More than 90 per cent of PV systems are based on silicon materials. PV systems that are connected to the electricity grid include a device called an inverter to turn the direct current (DC) power generated by solar panels to the alternating current (AC) power used on the grid.

Off-grid PV systems may also include an inverter but also require batteries to store surplus energy, and an electronic charge controller to prevent the batteries from overcharging.

At present, solar-thermal systems are about 30 per cent efficient at turning heat into electricity — compared with approximately 15 per cent efficiency for PV systems. But, in the long run, the development of newer materials for PV systems, such as polymers and nanoparticles, should increase their efficiency.

Rising interest

Neither solar-thermal nor PV are new technologies, but they are not widely used to generate electricity because, compared with carbon-based energy supplies, they remain relatively expensive.

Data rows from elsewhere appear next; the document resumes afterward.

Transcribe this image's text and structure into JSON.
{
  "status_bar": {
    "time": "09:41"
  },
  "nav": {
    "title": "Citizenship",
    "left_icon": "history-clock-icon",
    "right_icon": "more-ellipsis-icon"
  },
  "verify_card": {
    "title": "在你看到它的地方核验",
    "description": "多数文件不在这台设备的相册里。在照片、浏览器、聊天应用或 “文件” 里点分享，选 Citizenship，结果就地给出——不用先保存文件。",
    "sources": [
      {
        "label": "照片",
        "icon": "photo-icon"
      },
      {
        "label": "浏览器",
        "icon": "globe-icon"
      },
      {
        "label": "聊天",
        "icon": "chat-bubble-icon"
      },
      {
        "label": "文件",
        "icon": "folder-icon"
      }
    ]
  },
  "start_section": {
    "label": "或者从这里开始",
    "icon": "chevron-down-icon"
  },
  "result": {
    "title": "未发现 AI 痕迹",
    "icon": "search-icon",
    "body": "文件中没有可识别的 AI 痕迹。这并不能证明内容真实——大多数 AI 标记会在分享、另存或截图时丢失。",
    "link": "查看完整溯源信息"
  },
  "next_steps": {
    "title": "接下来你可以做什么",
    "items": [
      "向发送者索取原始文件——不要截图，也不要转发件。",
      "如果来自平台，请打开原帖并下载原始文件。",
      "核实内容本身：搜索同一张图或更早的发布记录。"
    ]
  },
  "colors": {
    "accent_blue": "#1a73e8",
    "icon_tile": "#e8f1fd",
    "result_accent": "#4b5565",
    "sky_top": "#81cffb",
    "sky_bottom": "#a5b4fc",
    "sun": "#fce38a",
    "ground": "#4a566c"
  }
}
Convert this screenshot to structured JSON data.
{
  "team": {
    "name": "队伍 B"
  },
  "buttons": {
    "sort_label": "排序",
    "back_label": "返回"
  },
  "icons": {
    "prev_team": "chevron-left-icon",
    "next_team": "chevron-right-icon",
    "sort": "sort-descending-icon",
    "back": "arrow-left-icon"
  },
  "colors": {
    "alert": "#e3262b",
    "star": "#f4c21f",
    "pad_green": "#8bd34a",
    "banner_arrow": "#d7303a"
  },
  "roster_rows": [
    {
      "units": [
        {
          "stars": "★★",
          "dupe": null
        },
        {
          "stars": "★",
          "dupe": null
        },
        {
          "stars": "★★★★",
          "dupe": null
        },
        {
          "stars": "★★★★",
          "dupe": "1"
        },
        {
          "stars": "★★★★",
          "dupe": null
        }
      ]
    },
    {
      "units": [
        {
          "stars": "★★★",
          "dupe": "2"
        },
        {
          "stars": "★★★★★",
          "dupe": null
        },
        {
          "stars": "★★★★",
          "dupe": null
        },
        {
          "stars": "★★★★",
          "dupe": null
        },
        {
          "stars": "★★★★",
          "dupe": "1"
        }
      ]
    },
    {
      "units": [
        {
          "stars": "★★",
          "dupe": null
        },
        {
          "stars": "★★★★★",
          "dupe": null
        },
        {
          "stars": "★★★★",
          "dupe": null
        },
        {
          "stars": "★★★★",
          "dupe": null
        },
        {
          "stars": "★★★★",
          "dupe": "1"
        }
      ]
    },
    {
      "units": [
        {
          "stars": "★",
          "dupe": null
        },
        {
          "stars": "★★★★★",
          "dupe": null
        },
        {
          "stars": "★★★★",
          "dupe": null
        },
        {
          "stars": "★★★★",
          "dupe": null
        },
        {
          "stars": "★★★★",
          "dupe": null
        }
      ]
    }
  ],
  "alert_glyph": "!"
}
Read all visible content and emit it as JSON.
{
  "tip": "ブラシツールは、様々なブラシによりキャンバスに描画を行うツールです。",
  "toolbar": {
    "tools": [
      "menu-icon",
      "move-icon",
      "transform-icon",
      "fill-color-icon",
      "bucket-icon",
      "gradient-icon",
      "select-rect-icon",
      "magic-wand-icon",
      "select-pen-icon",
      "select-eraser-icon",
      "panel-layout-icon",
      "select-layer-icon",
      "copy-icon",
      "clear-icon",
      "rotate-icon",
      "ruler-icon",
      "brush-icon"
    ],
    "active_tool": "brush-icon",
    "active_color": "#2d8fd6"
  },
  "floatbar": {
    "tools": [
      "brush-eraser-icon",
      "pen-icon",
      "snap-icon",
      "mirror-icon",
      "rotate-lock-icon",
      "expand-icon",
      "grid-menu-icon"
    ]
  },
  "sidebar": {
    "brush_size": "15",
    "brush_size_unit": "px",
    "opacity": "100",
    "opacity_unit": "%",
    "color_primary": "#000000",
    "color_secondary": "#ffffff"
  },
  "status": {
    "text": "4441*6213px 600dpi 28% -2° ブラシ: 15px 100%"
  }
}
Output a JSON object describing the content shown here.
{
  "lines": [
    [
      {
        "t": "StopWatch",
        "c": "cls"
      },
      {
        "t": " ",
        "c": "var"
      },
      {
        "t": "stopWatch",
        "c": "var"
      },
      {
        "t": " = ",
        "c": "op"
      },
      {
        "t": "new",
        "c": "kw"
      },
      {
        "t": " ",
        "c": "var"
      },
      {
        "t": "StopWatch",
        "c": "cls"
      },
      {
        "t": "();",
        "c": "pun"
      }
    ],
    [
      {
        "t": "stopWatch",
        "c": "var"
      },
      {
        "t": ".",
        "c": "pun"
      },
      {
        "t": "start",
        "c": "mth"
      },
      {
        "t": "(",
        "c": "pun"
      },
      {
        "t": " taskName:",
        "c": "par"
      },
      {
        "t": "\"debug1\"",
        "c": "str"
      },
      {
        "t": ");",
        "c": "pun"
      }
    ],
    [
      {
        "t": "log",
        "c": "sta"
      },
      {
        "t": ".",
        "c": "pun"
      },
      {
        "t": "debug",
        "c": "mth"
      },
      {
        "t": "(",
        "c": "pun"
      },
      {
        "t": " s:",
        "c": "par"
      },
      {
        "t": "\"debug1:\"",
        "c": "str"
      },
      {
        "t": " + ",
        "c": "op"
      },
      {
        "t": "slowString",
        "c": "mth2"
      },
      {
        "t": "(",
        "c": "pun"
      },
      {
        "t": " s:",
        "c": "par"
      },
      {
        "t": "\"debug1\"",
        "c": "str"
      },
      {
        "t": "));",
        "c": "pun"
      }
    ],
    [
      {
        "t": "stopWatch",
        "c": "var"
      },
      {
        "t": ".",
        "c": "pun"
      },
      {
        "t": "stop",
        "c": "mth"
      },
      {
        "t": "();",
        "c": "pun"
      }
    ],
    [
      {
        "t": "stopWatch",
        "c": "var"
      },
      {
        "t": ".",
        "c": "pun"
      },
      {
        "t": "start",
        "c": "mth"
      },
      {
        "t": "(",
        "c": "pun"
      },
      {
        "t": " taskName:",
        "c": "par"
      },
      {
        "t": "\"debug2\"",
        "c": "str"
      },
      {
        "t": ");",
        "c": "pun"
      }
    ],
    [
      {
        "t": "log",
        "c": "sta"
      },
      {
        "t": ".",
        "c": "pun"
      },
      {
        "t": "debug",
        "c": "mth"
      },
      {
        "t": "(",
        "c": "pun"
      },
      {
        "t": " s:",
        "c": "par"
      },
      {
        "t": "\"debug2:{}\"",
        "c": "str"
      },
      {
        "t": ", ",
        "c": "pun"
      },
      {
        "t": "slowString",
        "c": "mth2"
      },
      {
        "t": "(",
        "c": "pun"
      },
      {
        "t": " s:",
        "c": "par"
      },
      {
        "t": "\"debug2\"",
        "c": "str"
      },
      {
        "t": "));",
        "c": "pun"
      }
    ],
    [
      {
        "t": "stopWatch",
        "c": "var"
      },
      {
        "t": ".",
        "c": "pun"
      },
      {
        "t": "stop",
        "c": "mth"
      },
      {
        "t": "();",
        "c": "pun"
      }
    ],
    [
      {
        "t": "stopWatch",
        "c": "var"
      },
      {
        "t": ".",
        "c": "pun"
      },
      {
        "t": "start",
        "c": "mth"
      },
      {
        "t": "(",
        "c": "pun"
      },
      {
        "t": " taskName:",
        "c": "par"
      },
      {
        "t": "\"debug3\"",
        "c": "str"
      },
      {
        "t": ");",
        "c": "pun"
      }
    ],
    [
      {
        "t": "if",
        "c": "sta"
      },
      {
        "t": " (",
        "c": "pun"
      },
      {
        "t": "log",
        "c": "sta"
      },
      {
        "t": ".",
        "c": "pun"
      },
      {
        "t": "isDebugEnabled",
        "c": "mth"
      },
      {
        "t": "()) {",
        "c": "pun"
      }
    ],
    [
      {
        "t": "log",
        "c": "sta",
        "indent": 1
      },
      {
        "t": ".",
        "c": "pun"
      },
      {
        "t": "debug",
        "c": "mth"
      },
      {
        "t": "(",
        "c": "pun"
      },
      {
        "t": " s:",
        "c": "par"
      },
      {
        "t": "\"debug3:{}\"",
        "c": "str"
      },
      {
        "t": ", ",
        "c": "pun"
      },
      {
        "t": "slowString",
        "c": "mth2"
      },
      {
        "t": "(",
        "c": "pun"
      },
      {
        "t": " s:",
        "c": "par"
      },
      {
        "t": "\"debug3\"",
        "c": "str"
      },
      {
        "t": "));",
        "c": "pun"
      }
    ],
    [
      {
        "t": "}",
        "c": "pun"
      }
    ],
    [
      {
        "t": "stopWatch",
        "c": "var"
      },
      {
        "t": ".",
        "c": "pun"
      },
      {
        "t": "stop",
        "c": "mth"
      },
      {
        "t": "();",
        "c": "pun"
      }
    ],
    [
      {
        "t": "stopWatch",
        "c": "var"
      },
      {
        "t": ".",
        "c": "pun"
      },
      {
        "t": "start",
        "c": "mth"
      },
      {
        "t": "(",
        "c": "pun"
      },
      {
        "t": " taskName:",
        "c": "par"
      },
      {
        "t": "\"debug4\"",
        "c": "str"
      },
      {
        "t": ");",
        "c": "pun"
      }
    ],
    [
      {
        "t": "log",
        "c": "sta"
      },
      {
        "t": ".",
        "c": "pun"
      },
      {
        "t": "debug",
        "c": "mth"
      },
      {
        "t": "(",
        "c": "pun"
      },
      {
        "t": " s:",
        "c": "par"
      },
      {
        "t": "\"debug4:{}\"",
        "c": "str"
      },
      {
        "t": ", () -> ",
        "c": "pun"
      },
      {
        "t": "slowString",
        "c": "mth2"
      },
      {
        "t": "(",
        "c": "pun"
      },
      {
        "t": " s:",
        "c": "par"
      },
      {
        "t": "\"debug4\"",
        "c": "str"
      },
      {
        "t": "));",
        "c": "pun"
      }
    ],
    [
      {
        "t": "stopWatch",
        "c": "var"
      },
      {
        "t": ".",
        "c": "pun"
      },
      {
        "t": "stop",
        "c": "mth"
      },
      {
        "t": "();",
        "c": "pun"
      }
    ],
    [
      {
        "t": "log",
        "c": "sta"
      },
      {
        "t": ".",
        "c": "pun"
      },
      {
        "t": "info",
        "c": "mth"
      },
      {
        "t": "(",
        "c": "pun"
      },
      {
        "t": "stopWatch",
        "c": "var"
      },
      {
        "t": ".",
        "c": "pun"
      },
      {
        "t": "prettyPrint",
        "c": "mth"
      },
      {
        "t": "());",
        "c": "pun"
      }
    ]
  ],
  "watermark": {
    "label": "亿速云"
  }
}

The International Energy Agency calculates that, in 2007, solar PV and solar-thermal contributed less than 0.2 per cent of gross global electricity production. [4]

Yet with rising fossil fuel costs, growing concern about supplies — some analysts suggest we could run out of oil as early as 2025 — and increased awareness of fossil fuels’ role in climate change, market conditions will increasingly favour solar power. Government subsidies may also help encourage the growth in solar power.